‘34 milhões de mortos em horas, Europa destruída’: uma simulação revela como seria uma guerra nuclear EUA-Rússia

De acordo com uma simulação de 2019 realizada por investigadores do programa Ciência e Segurança Global (SGS) da Universidade de Princeton, uma guerra nuclear entre a Rússia e os Estados Unidos mataria 34,1 milhões de pessoas e feriria 57,4 milhões nas primeiras horas.

A simulação mostra que o número total de mortes é muito maior devido a efeitos de longo prazo, como a precipitação radioativa e o resfriamento global da atmosfera terrestre.

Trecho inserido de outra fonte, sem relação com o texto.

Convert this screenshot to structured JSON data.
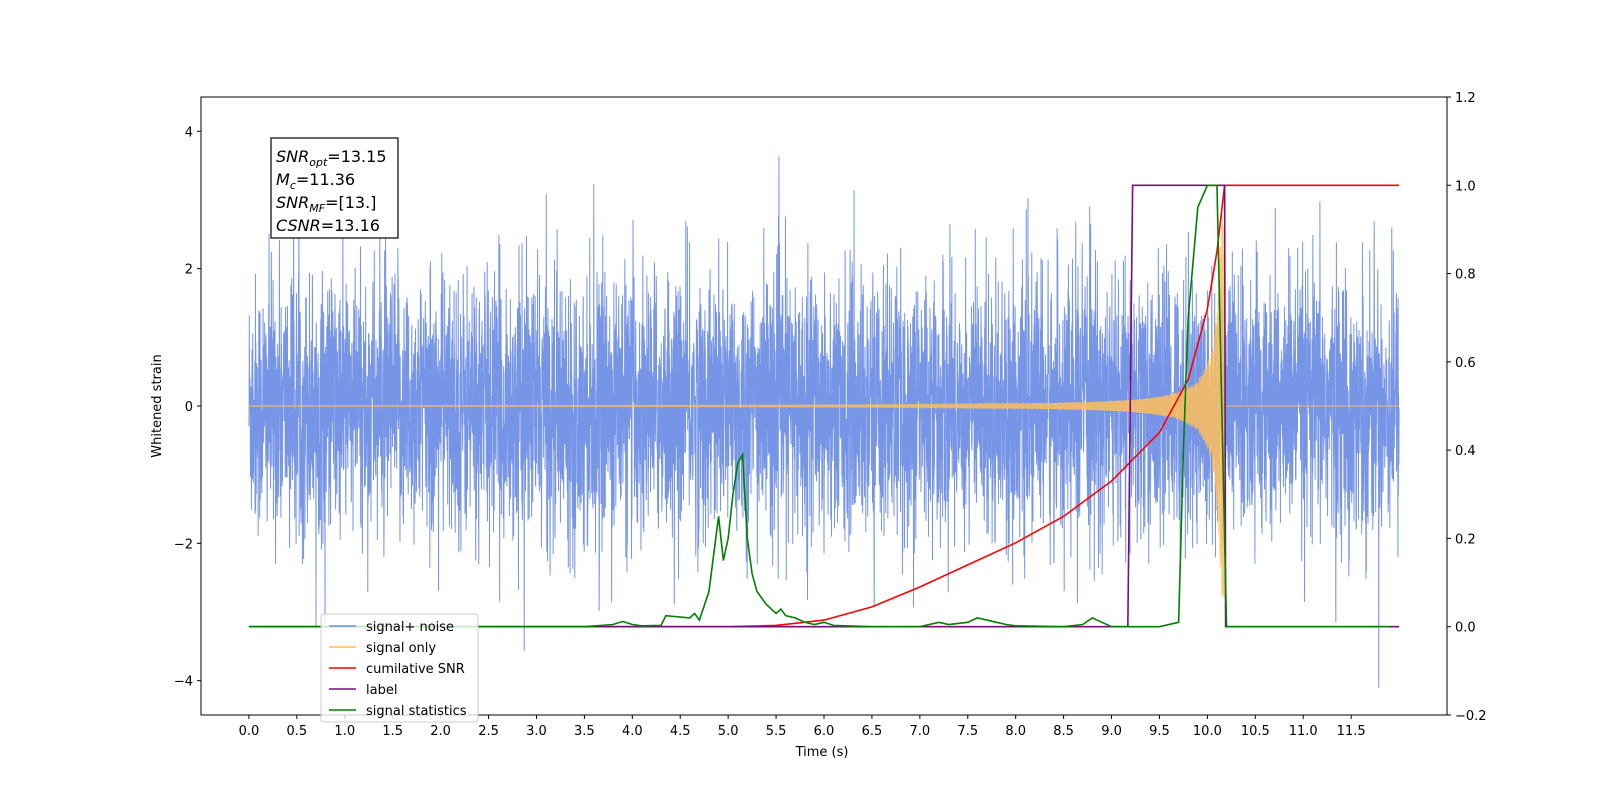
{
  "chart_data": {
    "type": "line",
    "xlabel": "Time (s)",
    "ylabel": "Whitened strain",
    "xlim": [
      -0.5,
      12.5
    ],
    "ylim": [
      -4.5,
      4.5
    ],
    "y2lim": [
      -0.2,
      1.2
    ],
    "x_ticks": [
      "0.0",
      "0.5",
      "1.0",
      "1.5",
      "2.0",
      "2.5",
      "3.0",
      "3.5",
      "4.0",
      "4.5",
      "5.0",
      "5.5",
      "6.0",
      "6.5",
      "7.0",
      "7.5",
      "8.0",
      "8.5",
      "9.0",
      "9.5",
      "10.0",
      "10.5",
      "11.0",
      "11.5"
    ],
    "y_ticks": [
      "4",
      "2",
      "0",
      "−2",
      "−4"
    ],
    "y_tick_values": [
      4,
      2,
      0,
      -2,
      -4
    ],
    "y2_ticks": [
      "1.2",
      "1.0",
      "0.8",
      "0.6",
      "0.4",
      "0.2",
      "0.0",
      "−0.2"
    ],
    "y2_tick_values": [
      1.2,
      1.0,
      0.8,
      0.6,
      0.4,
      0.2,
      0.0,
      -0.2
    ],
    "annotation": [
      {
        "main": "SNR",
        "sub": "opt",
        "rest": "=13.15"
      },
      {
        "main": "M",
        "sub": "c",
        "rest": "=11.36"
      },
      {
        "main": "SNR",
        "sub": "MF",
        "rest": "=[13.]"
      },
      {
        "main": "CSNR",
        "sub": "",
        "rest": "=13.16"
      }
    ],
    "legend_position": "lower-left",
    "series": [
      {
        "name": "signal+ noise",
        "axis": "left",
        "color": "#6f8fe6",
        "description": "noisy whitened strain, roughly ±2.5 with spikes to ±4, x from 0.0 to 12.0"
      },
      {
        "name": "signal only",
        "axis": "left",
        "color": "#ffbe5c",
        "description": "chirp, envelope growing from ~0.01 at x=6 to ~2.8 at x=10.18, zero after"
      },
      {
        "name": "cumilative SNR",
        "axis": "right",
        "color": "#ff0000",
        "x": [
          0,
          5.0,
          5.5,
          6.0,
          6.5,
          7.0,
          7.5,
          8.0,
          8.5,
          9.0,
          9.5,
          9.8,
          10.0,
          10.1,
          10.18,
          12.0
        ],
        "y": [
          0,
          0,
          0.003,
          0.015,
          0.045,
          0.09,
          0.14,
          0.19,
          0.25,
          0.33,
          0.44,
          0.56,
          0.72,
          0.85,
          1.0,
          1.0
        ]
      },
      {
        "name": "label",
        "axis": "right",
        "color": "#7b0d7b",
        "x": [
          0,
          9.17,
          9.22,
          10.18,
          10.19,
          12.0
        ],
        "y": [
          0,
          0,
          1.0,
          1.0,
          0,
          0
        ]
      },
      {
        "name": "signal statistics",
        "axis": "right",
        "color": "#008000",
        "x": [
          0,
          0.1,
          3.5,
          3.8,
          3.9,
          4.0,
          4.1,
          4.3,
          4.35,
          4.6,
          4.65,
          4.7,
          4.8,
          4.9,
          4.95,
          5.0,
          5.05,
          5.1,
          5.15,
          5.2,
          5.25,
          5.3,
          5.4,
          5.5,
          5.55,
          5.6,
          5.7,
          5.8,
          5.9,
          6.0,
          6.1,
          6.5,
          7.0,
          7.2,
          7.3,
          7.5,
          7.6,
          7.7,
          7.8,
          7.9,
          8.0,
          8.5,
          8.7,
          8.8,
          8.9,
          9.0,
          9.2,
          9.5,
          9.7,
          9.75,
          9.8,
          9.9,
          10.0,
          10.05,
          10.1,
          10.15,
          10.2,
          10.25,
          11.0,
          11.9
        ],
        "y": [
          0,
          0,
          0,
          0.005,
          0.012,
          0.005,
          0.002,
          0.003,
          0.025,
          0.02,
          0.03,
          0.015,
          0.08,
          0.25,
          0.15,
          0.2,
          0.3,
          0.37,
          0.39,
          0.2,
          0.12,
          0.08,
          0.05,
          0.03,
          0.04,
          0.025,
          0.02,
          0.01,
          0.005,
          0.01,
          0.003,
          0.0,
          0.0,
          0.01,
          0.005,
          0.01,
          0.02,
          0.015,
          0.01,
          0.005,
          0.002,
          0.0,
          0.005,
          0.02,
          0.01,
          0.0,
          0.0,
          0.0,
          0.01,
          0.4,
          0.7,
          0.95,
          1.0,
          1.0,
          1.0,
          0.5,
          0.0,
          0.0,
          0.0,
          0.0
        ]
      }
    ]
  }
}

Apelidado de “Plano A”, o modelo de Princeton sublinhou que mesmo as chamadas armas nucleares de “baixo rendimento” teriam consequências catastróficas.

“O Plano A mostra que não existe um plano limpo uma vez lançada uma arma nuclear”, disse Alicia Sanders-Sacre, coordenadora de políticas e investigação da Campanha Internacional para a Abolição das Armas Nucleares. “Um plano melhor seria rejeitar os cenários de pesadelo nuclear e apoiar o Tratado de Não-Proliferação Nuclear”.

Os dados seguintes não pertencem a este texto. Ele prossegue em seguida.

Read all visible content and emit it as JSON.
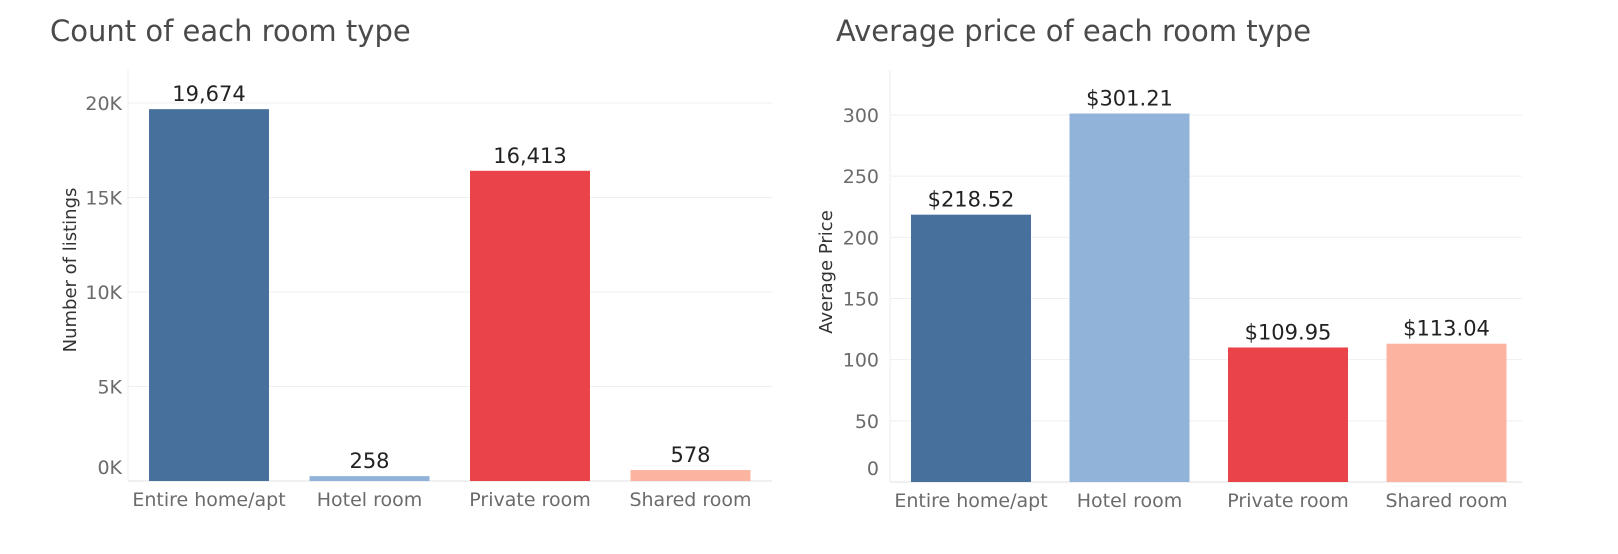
{
  "chart_data": [
    {
      "type": "bar",
      "title": "Count of each room type",
      "xlabel": "",
      "ylabel": "Number of listings",
      "categories": [
        "Entire home/apt",
        "Hotel room",
        "Private room",
        "Shared room"
      ],
      "values": [
        19674,
        258,
        16413,
        578
      ],
      "value_labels": [
        "19,674",
        "258",
        "16,413",
        "578"
      ],
      "colors": [
        "#47709d",
        "#92b3d9",
        "#ea4349",
        "#fcb3a0"
      ],
      "ylim": [
        0,
        20000
      ],
      "yticks": [
        0,
        5000,
        10000,
        15000,
        20000
      ],
      "ytick_labels": [
        "0K",
        "5K",
        "10K",
        "15K",
        "20K"
      ],
      "grid": true
    },
    {
      "type": "bar",
      "title": "Average price of each room type",
      "xlabel": "",
      "ylabel": "Average Price",
      "categories": [
        "Entire home/apt",
        "Hotel room",
        "Private room",
        "Shared room"
      ],
      "values": [
        218.52,
        301.21,
        109.95,
        113.04
      ],
      "value_labels": [
        "$218.52",
        "$301.21",
        "$109.95",
        "$113.04"
      ],
      "colors": [
        "#47709d",
        "#92b3d9",
        "#ea4349",
        "#fcb3a0"
      ],
      "ylim": [
        0,
        300
      ],
      "yticks": [
        0,
        50,
        100,
        150,
        200,
        250,
        300
      ],
      "ytick_labels": [
        "0",
        "50",
        "100",
        "150",
        "200",
        "250",
        "300"
      ],
      "grid": true
    }
  ]
}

A SGS estima que mais de 90 milhões de pessoas poderão morrer ou ficar feridas nas primeiras horas de um conflito nuclear em grande escala entre os EUA e a Rússia.


O projecto visa destacar os efeitos devastadores dos actuais programas de guerra nuclear dos EUA e da Rússia. Segundo os investigadores, a deterioração dos acordos de controlo de armas e o desenvolvimento de novas capacidades nucleares aumentaram significativamente o risco de proliferação nuclear.

A simulação audiovisual de quatro minutos baseia-se em avaliações detalhadas das posturas das forças nucleares, planos de batalha, rendimento das armas e alvos potenciais. Ele traça a progressão de um conflito, desde o uso nuclear tático até intercâmbios táticos e, finalmente, até ataques em grande escala às cidades. As estimativas de vítimas são derivadas de dados do NUKEMAP, que incluem apenas mortes súbitas por explosões nucleares. As mortes por precipitação radioactiva e outros efeitos a longo prazo não estão incluídas, o que significa que o número real pode ser significativamente mais elevado. A simulação foi desenvolvida por Alex Wellerstein, Tamara Patton, Moritz Cote e Alex Glaser com a ajuda de Bruce Blair, Sharon Weiner e Sia Mian. O design de som foi feito por Jeff Snyder.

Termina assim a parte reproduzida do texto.